Cela fait maintenant 5 jours que j’évolue dans ce sanctuaire et je n’ai pas encore eu la chance de croiser un être vivant. La nuit dernière j’ai entendu le chant d’un lagopède non loin de la tente. Mais au petit matin aucune trace du gallinacé hormis quelques empreintes. Ce qui est plus surprenant c’est l’absence totale de boeufs musqués. Quelques traces par ci par là attestent de leur présence ou tout du moins de leurs passages. Pour que le regard porte un peu plus je suis monté sur l’une des collines qui me fait face. J’ai arpenté durant une journée complète le secteur pour tenter de détecter des points noirs sur la neige immaculée. On ne peut se tromper même à une grande distance lorsque l’œil repère un groupe d’ovins. Ovibos Moschatus est en fait un capriné. Je ne désespère pas et demain je reprendrai la progression un peu plus vers le nord en espérant avoir plus de chance.

Après une journée où les kilomètres ont été avalés sans la moindre rencontre, je décide de planter le camp dans une vallée assez large. J’ai comme un pressentiment, quelque chose me dit que l’endroit recèle de présence. A force de côtoyer le grand nord on ressent certaines vibrations, on reconnait ces endroits qui pourraient abriter une espèce particulière.
Le vent s’est levé et la neige court à fière allure devant un soleil en train de perdre de l’altitude. Un parélie fait son apparition ce qui magnifie de belle manière le paysage. Je ne cesse de m’émouvoir devant ce spectacle continuel qu’offre la nature.

Campement sur le lit de la rivière Kellet

Le lit de la Kellet

Paysage de collines

Un lac gelé

    Au petit matin, après une nuit ponctuée de bourrasques assez violentes,  je m’empresse de préparer un petit déjeuner copieux pour gagner au plus vite les collines avoisinantes. Je décide de partir la journée entière en quête de présence animale. Je prépare toutes mes affaires dans le sac photos qui ne me quitte jamais. Je prends 10 barres de céréales pour la journée, des arachides et les éléments de sécurité indispensables : le téléphone satellite, le GPS et, nouveau pour moi cette année, une balise de géolocalisation.
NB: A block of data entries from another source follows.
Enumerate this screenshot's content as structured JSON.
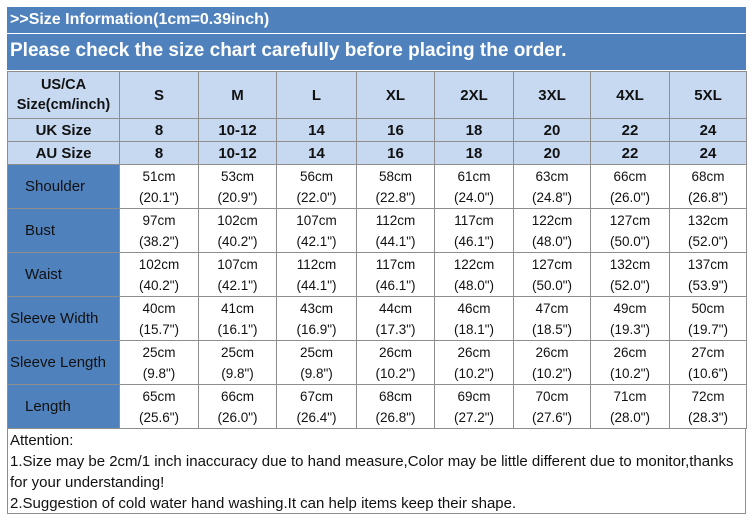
{
  "banner": {
    "title": ">>Size Information(1cm=0.39inch)",
    "notice": "Please check the size chart carefully before placing the order."
  },
  "table": {
    "corner_label_line1": "US/CA",
    "corner_label_line2": "Size(cm/inch)",
    "sizes": [
      "S",
      "M",
      "L",
      "XL",
      "2XL",
      "3XL",
      "4XL",
      "5XL"
    ],
    "size_rows": [
      {
        "label": "UK Size",
        "values": [
          "8",
          "10-12",
          "14",
          "16",
          "18",
          "20",
          "22",
          "24"
        ]
      },
      {
        "label": "AU Size",
        "values": [
          "8",
          "10-12",
          "14",
          "16",
          "18",
          "20",
          "22",
          "24"
        ]
      }
    ],
    "measurements": [
      {
        "label": "Shoulder",
        "cm": [
          "51cm",
          "53cm",
          "56cm",
          "58cm",
          "61cm",
          "63cm",
          "66cm",
          "68cm"
        ],
        "inch": [
          "(20.1\")",
          "(20.9\")",
          "(22.0\")",
          "(22.8\")",
          "(24.0\")",
          "(24.8\")",
          "(26.0\")",
          "(26.8\")"
        ]
      },
      {
        "label": "Bust",
        "cm": [
          "97cm",
          "102cm",
          "107cm",
          "112cm",
          "117cm",
          "122cm",
          "127cm",
          "132cm"
        ],
        "inch": [
          "(38.2\")",
          "(40.2\")",
          "(42.1\")",
          "(44.1\")",
          "(46.1\")",
          "(48.0\")",
          "(50.0\")",
          "(52.0\")"
        ]
      },
      {
        "label": "Waist",
        "cm": [
          "102cm",
          "107cm",
          "112cm",
          "117cm",
          "122cm",
          "127cm",
          "132cm",
          "137cm"
        ],
        "inch": [
          "(40.2\")",
          "(42.1\")",
          "(44.1\")",
          "(46.1\")",
          "(48.0\")",
          "(50.0\")",
          "(52.0\")",
          "(53.9\")"
        ]
      },
      {
        "label": "Sleeve Width",
        "cm": [
          "40cm",
          "41cm",
          "43cm",
          "44cm",
          "46cm",
          "47cm",
          "49cm",
          "50cm"
        ],
        "inch": [
          "(15.7\")",
          "(16.1\")",
          "(16.9\")",
          "(17.3\")",
          "(18.1\")",
          "(18.5\")",
          "(19.3\")",
          "(19.7\")"
        ]
      },
      {
        "label": "Sleeve Length",
        "cm": [
          "25cm",
          "25cm",
          "25cm",
          "26cm",
          "26cm",
          "26cm",
          "26cm",
          "27cm"
        ],
        "inch": [
          "(9.8\")",
          "(9.8\")",
          "(9.8\")",
          "(10.2\")",
          "(10.2\")",
          "(10.2\")",
          "(10.2\")",
          "(10.6\")"
        ]
      },
      {
        "label": "Length",
        "cm": [
          "65cm",
          "66cm",
          "67cm",
          "68cm",
          "69cm",
          "70cm",
          "71cm",
          "72cm"
        ],
        "inch": [
          "(25.6\")",
          "(26.0\")",
          "(26.4\")",
          "(26.8\")",
          "(27.2\")",
          "(27.6\")",
          "(28.0\")",
          "(28.3\")"
        ]
      }
    ]
  },
  "attention": {
    "heading": "Attention:",
    "note1": "1.Size may be 2cm/1 inch inaccuracy due to hand measure,Color may be little different due to monitor,thanks for your understanding!",
    "note2": "2.Suggestion of cold water hand washing.It can help items keep their shape."
  },
  "colors": {
    "banner_blue": "#4f81bd",
    "header_light_blue": "#c6d9f1",
    "border_gray": "#8e8e8e"
  }
}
Depuis quelques années j’ai monté une structure qui me permet de travailler avec les collectivités locales, les collèges et les lycées. L’aventure, l’exploration, le grand nord et la quête de soi sont les grands thèmes que j’aborde lors des conférences effectuées dans les établissements scolaires et dans des lieux adaptés destinés au grand public. Cette fois, deux classes d’un collège vont pouvoir me suivre en temps réel, les amis également puisque ma progression est relayée au travers d’un site internet. Ce suivi servira de base de travail lors des conférences à venir.



 

Je prends la direction Nord-est vers des collines qui me tendent les bras. Je me dirige vers un endroit bien précis et je m'empresse de gagner les hauteurs afin d’avoir une vue périphérique plus importante. Mon instinct ne me trompe pas, il me guide à l'endroit idéal. A quelques centaines de mètres j’aperçois     un groupe de caribous de Peary. Ma surprise est d'autant plus grande qu’en règle générale, les caribous restent plus au nord de l’ile et plus particulièrement dans le parc Aulavik le long de la rivière Thomsen. Le parc est interdit à la chasse même pour les inuits. Le caribou de Peary (Rangifer tarandus peary) est le plus petit de la famille des caribous. Il mesure 90 cm au garrot. On le trouve essentiellement dans les iles de l’arctique canadien et Il est classé parmi les espèces en voie d’extinction. D’où ma joie de pouvoir le rencontrer pour la première fois. La nature est bien faite et a horreur du vide, les boeufs musqués étant devenus rares, les caribous ont pris la place laissée vacante et peuvent profiter d'une végétation plus importante.



 

J’en dénombre dix. Effectuer une manœuvre d’approche va être assez compliqué. Les petits cervidés sont à découvert et je n’ai aucune possibilité de me rendre invisible, aucun rocher, aucun creux me permet d’avancer sans me faire remarquer.


 

Je décide tout de même de ramper le plus lentement possible afin de garantir une approche discrète sans les faire fuir. Mais malheureusement c’était sans compter sur la présence d’un individu éloigné du groupe qui m’observait depuis quelque temps très certainement et que je n’avais pas repéré. L’alerte est donnée, il se dirige vers ses congénères en dandinant son arrière train tout en trottant à vive allure. Ce qui a comme effet de faire paniquer le petit troupeau et de le mettre en branle en direction d’une colline à l’opposé de la mienne.
Je ne me risque pas à les suivre, malgré la pause qu’ils viennent d’effectuer. iIs sont bien trop loin et je suis maintenant à découvert pour retenter une approche sans les effaroucher une seconde fois.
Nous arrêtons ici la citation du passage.